Femme éprise de justice, elle l’était aussi d’égalité. Nul traitement de faveur avec Ginette ; elle traitait sur le même pied des metteurs en scène comme Jacques Lassalle ou son « grand frère de théâtre » Luca Ronconi, ou de jeunes artistes qui souhaitaient, au sortir de leurs études de théâtre, s’emparer de l’œuvre d’un auteur traduit par ses soins. Elle témoignait de la même disponibilité, du même soin, et il allait de soi qu’elle ne signait la traduction d’une œuvre qu’en étant parallèlement capable d’en offrir une analyse détaillée, au plan historique, stylistique, dramaturgique. Car Ginette fut également une incomparable dramaturge, au sens allemand du terme, de tous les auteurs qu’elle a traduits, Goldoni bien sûr, mais aussi Alfieri, Pirandello, Svevo (dont elle a traduit le théâtre complet, pour Circé), sans oublier les contemporains qu’elle a accompagnés personnellement – Dario Fo, main dans la main avec sa grande amie Valeria Tasca, à qui l’on doit nombre de traductions de Fo (avant que les textes français de ce dernier ne soient usurpés par un escroc, mais c’est une longue et triste histoire), ou encore Rocco d’Onghia, disparu trop tôt, et qu’on ne connaît plus guère aujourd’hui. Entendre Ginette (comme jadis entendre Valeria) parler du travail d’introduction en France de Fo (sous l’égide de José Guinot qui dirigeait dans les années soixante-dix, d’une main de maître, et de fer, les éditions Dramaturgie) dans le contexte d’une révolution sociale partout en œuvre, héritée de mai 68 bien sûr (une époque où l’on allait encore faire du théâtre dans les usines), les entendre évoquer les frasques de ce couple pour le moins haut en couleurs que Dario Fo constituait avec sa femme Franca Rame, avait parfois le parfum des plus pures comédies à italiennes. L’épisode Fo, des années plus tard, a fini en eau de boudin, le couple Fo/Rame ne s’étant guère montré, c’est le moins qu’on puisse dire, reconnaissant envers celles et ceux qui avaient tant œuvré à leur succès en France et dans le monde francophone. Cela aussi fut vécu par Ginette comme une trahison. Il en fallait cependant davantage pour la décourager. Elle poursuivit des recherches, compléta son corpus de traduction, voyagea, tant que ses jambes le lui permettaient, pour aller voir des premières, participer à des colloques, à des rencontres (elle était une conférencière hors-pair, capable de parler sans regarder ses notes une seule fois), ou encore travailler avec des metteurs en scène.

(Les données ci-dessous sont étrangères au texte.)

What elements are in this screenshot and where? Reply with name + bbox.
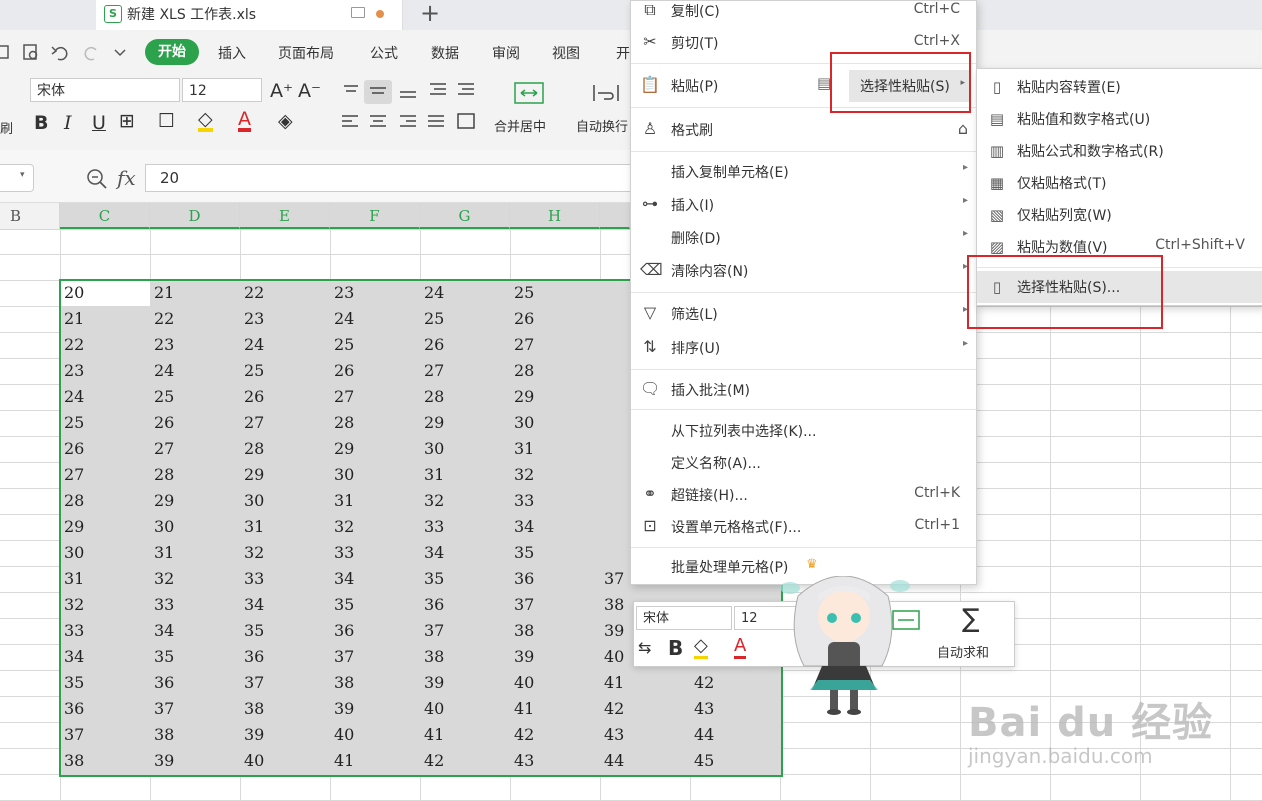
paste-values-format-icon: ▤ [989,110,1005,128]
paste-format-icon: ▦ [989,174,1005,192]
menu-label: 粘贴(P) [671,79,719,95]
highlight-box [830,52,971,113]
menu-label: 插入批注(M) [671,383,751,399]
menu-label: 超链接(H)... [671,488,748,504]
highlight-box [967,255,1163,329]
menu-label: 定义名称(A)... [671,456,761,472]
menu-item-filter[interactable]: ▽ 筛选(L) ▸ [631,298,976,330]
character-sticker [780,576,910,715]
brush-icon: ⌂ [957,119,968,138]
paste-width-icon: ▧ [989,206,1005,224]
format-painter-icon: ♙ [642,119,658,138]
menu-item-insert[interactable]: ⊶ 插入(I) ▸ [631,189,976,221]
submenu-item-values-numfmt[interactable]: ▤ 粘贴值和数字格式(U) [977,103,1262,135]
paste-formula-icon: ▥ [989,142,1005,160]
menu-item-format-cells[interactable]: ⊡ 设置单元格格式(F)... Ctrl+1 [631,511,976,543]
menu-label: 粘贴为数值(V) [1017,240,1108,256]
menu-item-insert-copied[interactable]: 插入复制单元格(E) ▸ [631,156,976,188]
chevron-right-icon: ▸ [962,162,968,173]
submenu-item-transpose[interactable]: ▯ 粘贴内容转置(E) [977,71,1262,103]
format-cells-icon: ⊡ [643,516,657,535]
paste-icon: 📋 [640,75,660,94]
wrap-icon[interactable]: ⇆ [638,638,651,657]
menu-label: 粘贴值和数字格式(U) [1017,112,1151,128]
chevron-right-icon: ▸ [962,195,968,206]
menu-item-copy[interactable]: ⧉ 复制(C) Ctrl+C [631,0,976,27]
copy-icon: ⧉ [644,0,656,19]
menu-item-sort[interactable]: ⇅ 排序(U) ▸ [631,332,976,364]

Elle aurait beaucoup aimé venir à Paris pour assister à une représentation de La Locanderia, mise en scène par Alain Françon à la Comédie-Française en 2019, mais prendre le train, de Saint Dié à Paris, lui était déjà devenu impossible à cette époque. Proche du théâtre du Peuple, elle n’aurait manqué pour rien une édition de sa saison estivale. Cela, heureusement, lui fut possible jusqu’à l’an dernier, grâce aux bons soins et à la voiture de son grand ami Jean-Claude Berutti ; il n’y avait que cinq cols à traverser de Saint Dié à Bussang…

Pour clore cette évocation, je renvoie le lecteur à l’article nécrologique rédigé par son amie Huguette Hatem (qui participa elle aussi à l’aventure des éditions Dramaturgie) pour Le Monde.

Ginette fut mon amie aussi. Elle m’appelait « p’tit frère ».

Merci pour tout, grande sœur. Je t’embrasse fort.